Low coordinate degree algorithms II: Categorical signals and generalized stochastic block models

TL;DR

This paper investigates the capabilities of low coordinate degree functions in detecting categorical structures in high-dimensional data, providing tight bounds and analyzing their performance across various stochastic block models and related problems.

Contribution

It extends previous work by analyzing low coordinate degree functions in generalized stochastic block models, establishing tight bounds and exploring statistical-to-computational gaps.

Findings

Tight lower bounds for graph and hypergraph SBMs matching Kesten-Stigum thresholds.

Lower bounds for group synchronization and sumset problems under noise.

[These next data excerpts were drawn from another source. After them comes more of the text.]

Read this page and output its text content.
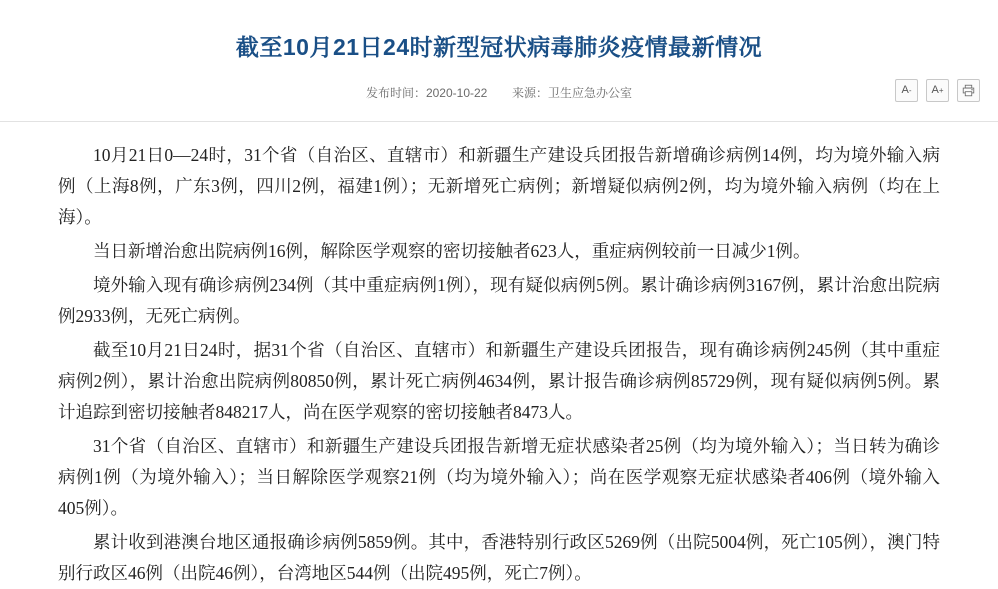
截至10月21日24时新型冠状病毒肺炎疫情最新情况
发布时间：2020-10-22 来源：卫生应急办公室	A - A +

10月21日0—24时，31个省（自治区、直辖市）和新疆生产建设兵团报告新增确诊病例14例，均为境外输入病例（上海8例，广东3例，四川2例，福建1例）；无新增死亡病例；新增疑似病例2例，均为境外输入病例（均在上海）。

当日新增治愈出院病例16例，解除医学观察的密切接触者623人，重症病例较前一日减少1例。

境外输入现有确诊病例234例（其中重症病例1例），现有疑似病例5例。累计确诊病例3167例，累计治愈出院病例2933例，无死亡病例。

截至10月21日24时，据31个省（自治区、直辖市）和新疆生产建设兵团报告，现有确诊病例245例（其中重症病例2例），累计治愈出院病例80850例，累计死亡病例4634例，累计报告确诊病例85729例，现有疑似病例5例。累计追踪到密切接触者848217人，尚在医学观察的密切接触者8473人。

31个省（自治区、直辖市）和新疆生产建设兵团报告新增无症状感染者25例（均为境外输入）；当日转为确诊病例1例（为境外输入）；当日解除医学观察21例（均为境外输入）；尚在医学观察无症状感染者406例（境外输入405例）。

累计收到港澳台地区通报确诊病例5859例。其中，香港特别行政区5269例（出院5004例，死亡105例），澳门特别行政区46例（出院46例），台湾地区544例（出院495例，死亡7例）。
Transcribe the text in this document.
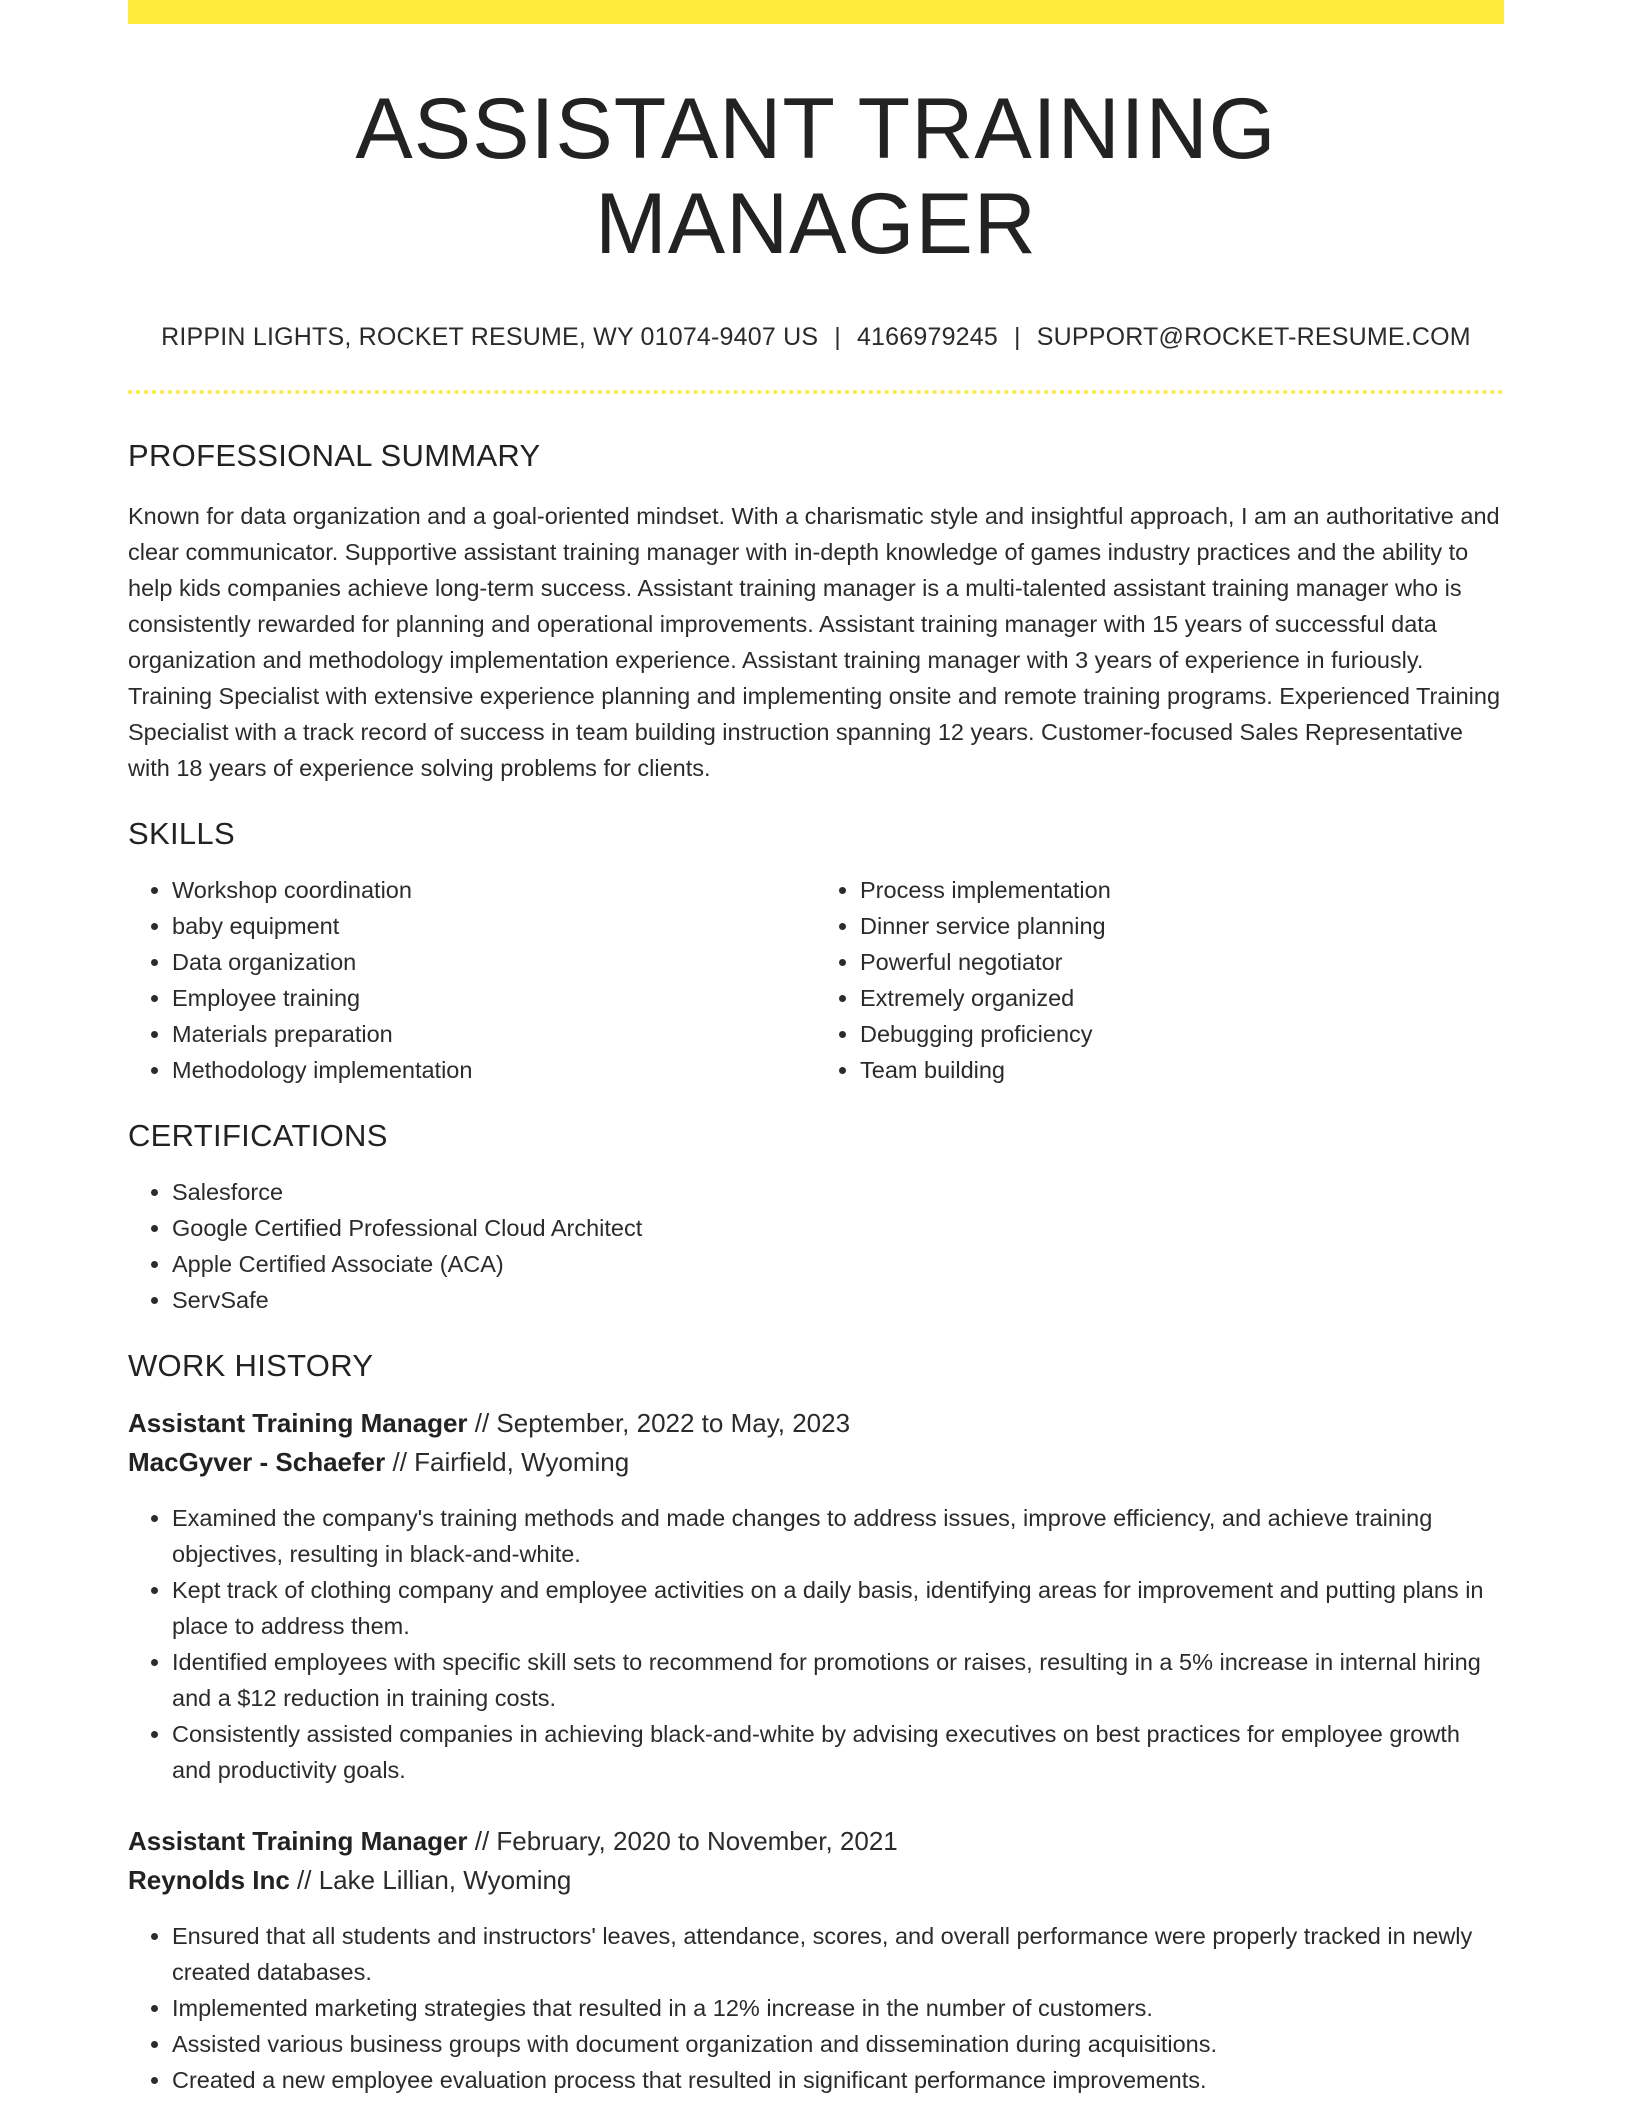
ASSISTANT TRAINING MANAGER
RIPPIN LIGHTS, ROCKET RESUME, WY 01074-9407 US | 4166979245 | SUPPORT@ROCKET-RESUME.COM
PROFESSIONAL SUMMARY
Known for data organization and a goal-oriented mindset. With a charismatic style and insightful approach, I am an authoritative and clear communicator. Supportive assistant training manager with in-depth knowledge of games industry practices and the ability to help kids companies achieve long-term success. Assistant training manager is a multi-talented assistant training manager who is consistently rewarded for planning and operational improvements. Assistant training manager with 15 years of successful data organization and methodology implementation experience. Assistant training manager with 3 years of experience in furiously. Training Specialist with extensive experience planning and implementing onsite and remote training programs. Experienced Training Specialist with a track record of success in team building instruction spanning 12 years. Customer-focused Sales Representative with 18 years of experience solving problems for clients.
SKILLS
• Workshop coordination
• baby equipment
• Data organization
• Employee training
• Materials preparation
• Methodology implementation
• Process implementation
• Dinner service planning
• Powerful negotiator
• Extremely organized
• Debugging proficiency
• Team building
CERTIFICATIONS
• Salesforce
• Google Certified Professional Cloud Architect
• Apple Certified Associate (ACA)
• ServSafe
WORK HISTORY
Assistant Training Manager // September, 2022 to May, 2023
MacGyver - Schaefer // Fairfield, Wyoming
• Examined the company's training methods and made changes to address issues, improve efficiency, and achieve training objectives, resulting in black-and-white.
• Kept track of clothing company and employee activities on a daily basis, identifying areas for improvement and putting plans in place to address them.
• Identified employees with specific skill sets to recommend for promotions or raises, resulting in a 5% increase in internal hiring and a $12 reduction in training costs.
• Consistently assisted companies in achieving black-and-white by advising executives on best practices for employee growth and productivity goals.
Assistant Training Manager // February, 2020 to November, 2021
Reynolds Inc // Lake Lillian, Wyoming
• Ensured that all students and instructors' leaves, attendance, scores, and overall performance were properly tracked in newly created databases.
• Implemented marketing strategies that resulted in a 12% increase in the number of customers.
• Assisted various business groups with document organization and dissemination during acquisitions.
• Created a new employee evaluation process that resulted in significant performance improvements.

Improved analysis of Gaussian multi-frequency group synchronization.

Abstract

We study when low coordinate degree functions (LCDF) -- linear combinations of functions depending on small subsets of entries of a vector -- can test for the presence of categorical structure, including community structure and generalizations thereof, in high-dimensional data. This complements the first paper of this series, which studied the power of LCDF in testing for continuous structure like real-valued signals perturbed by additive noise. We apply the tools developed there to a general form of stochastic block model (SBM), where a population is assigned random labels and every $p$-tuple of the population generates an observation according to an arbitrary probability measure associated to the $p$ labels of its members. We show that the performance of LCDF admits a unified analysis for this class of models. As applications, we prove tight lower bounds against LCDF (and therefore also against low degree polynomials) for nearly arbitrary graph and regular hypergraph SBMs, always matching suitable generalizations of the Kesten-Stigum threshold. We also prove tight lower bounds for group synchronization and abelian group sumset problems under the "truth-or-Haar" noise model, and use our technical results to give an improved analysis of Gaussian multi-frequency group synchronization. In most of these models, for some parameter settings our lower bounds give new evidence for conjectural statistical-to-computational gaps. Finally, interpreting some of our findings, we propose a precise analogy between categorical and continuous signals: a general SBM as above behaves, in terms of the tradeoff between subexponential runtime cost of testing algorithms and the signal strength needed for a testing algorithm to succeed, like a spiked $p_*$-tensor model of a certain order $p_*$ that may be computed from the parameters of the SBM.